Installing LAMMPS globally on Windows with administrator privilege

The installer packages listed above will install LAMMPS into a user's personal storage area and thus it cannot be used by all users. This behavior was changed with the stable release of LAMMPS in October 2020. Installer packages from previous LAMMPS versions and current versions that require administrator privilege to be installed can be found their own download area. The content is otherwise the same, only the packaging is different.

Running LAMMPS on Windows

General Comments

LAMMPS is a text mode program, so you have to click on the Command Prompt entry in the windows start menu, launch the Windows Power Shell, or simply execute the command cmd from Start -> Run. The LAMMPS manual and the colvars reference manual in PDF format are linked from the start men, also references to open the file system browser to view the Benchmarks and Examples directory tree. The PATH environment variable is automatically set by the installer, so that the bundled executables from everywhere in the system. Also the LAMMPS_POTENTIALS environment variable is preset to the folder with the bundled manybody potential files, so they do not need to be copied into the respective working directory.

Serial Execution

To run a LAMMPS simulations please open a console window as outlined above and change to the directory with your input script and then run lmp as described in the LAMMPS manual. For more details and additional command line flags, please check out the LAMMPS Manual.

Multi-threaded Parallel Execution

All LAMMPS binaries from this repository support multi-threading via OpenMP, however by default only one thread is enabled. To enable more threads, e.g. four, you need to either set it at the command line prompt via set OMP_NUM_THREADS=4, via the -pk omp 4 command line flag, or via the package omp 4 command in your input script.

After enabling the use of multiple threads, you also have to select styles in LAMMPS, that are multi-thread enabled. Those are usually identified by the /omp suffix. Those can be selected explicitly and selectively, or with the suffix command or - most conveniently - via using the -sf omp command line flag to the LAMMPS executable.

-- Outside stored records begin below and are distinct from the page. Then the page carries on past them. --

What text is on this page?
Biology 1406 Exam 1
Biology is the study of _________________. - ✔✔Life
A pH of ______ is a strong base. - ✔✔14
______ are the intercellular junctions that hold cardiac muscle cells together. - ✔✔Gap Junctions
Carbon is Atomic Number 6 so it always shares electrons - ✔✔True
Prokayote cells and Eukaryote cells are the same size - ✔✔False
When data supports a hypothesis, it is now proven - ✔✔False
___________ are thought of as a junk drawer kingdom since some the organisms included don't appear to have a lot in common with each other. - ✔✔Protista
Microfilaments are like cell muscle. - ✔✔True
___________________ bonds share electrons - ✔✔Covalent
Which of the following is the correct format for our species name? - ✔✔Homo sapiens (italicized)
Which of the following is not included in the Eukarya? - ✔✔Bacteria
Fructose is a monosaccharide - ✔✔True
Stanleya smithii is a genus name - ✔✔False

Example: lmp -pk omp 4 -sf omp -in in.melt

Message Passing (MPI) Parallel Execution

Only the executable from the LAMMPS-MPI packages supports parallel execution via MPI (which can be combined with OpenMP multi-threading). For that you also need to install a specific version of MPICH2 from Argonne lab linked above. The installer does not contain it and does not check for it. Please note, that you need to download a very specific (and rather old) version of the MPICH package, as this is what LAMMPS was compiled with and the latest available Windows binary version compatible with the GNU compilers used to compile LAMMPS.

After the installation of the MPICH software, it needs to be integrated into the system. For this you need to start a Command Prompt in Administrator Mode (right click on the icon and select it). Change into the MPICH2 installation directory, then into the subdirectory bin and execute smpd.exe -install.

MPI parallel executables have to be launched with mpiexec -localonly # lmp ... or mpiexec -np # lmp ... with "#" being then number of parallel processes to start. For the latter you may be asked for your password.

Known Issues: while running in MPI parallel mode any output to the screen is block buffered and not line buffered as usual. That is, output will not show up immediately, but only after a certain amount of output has accumulated. This is done for efficiency reasons. Multi-threaded parallel or serial runs are not affected. Also when running under mpiexec, you should not use multi-threading since MPICH restricts processes to a single physical CPU thus it will run less efficient.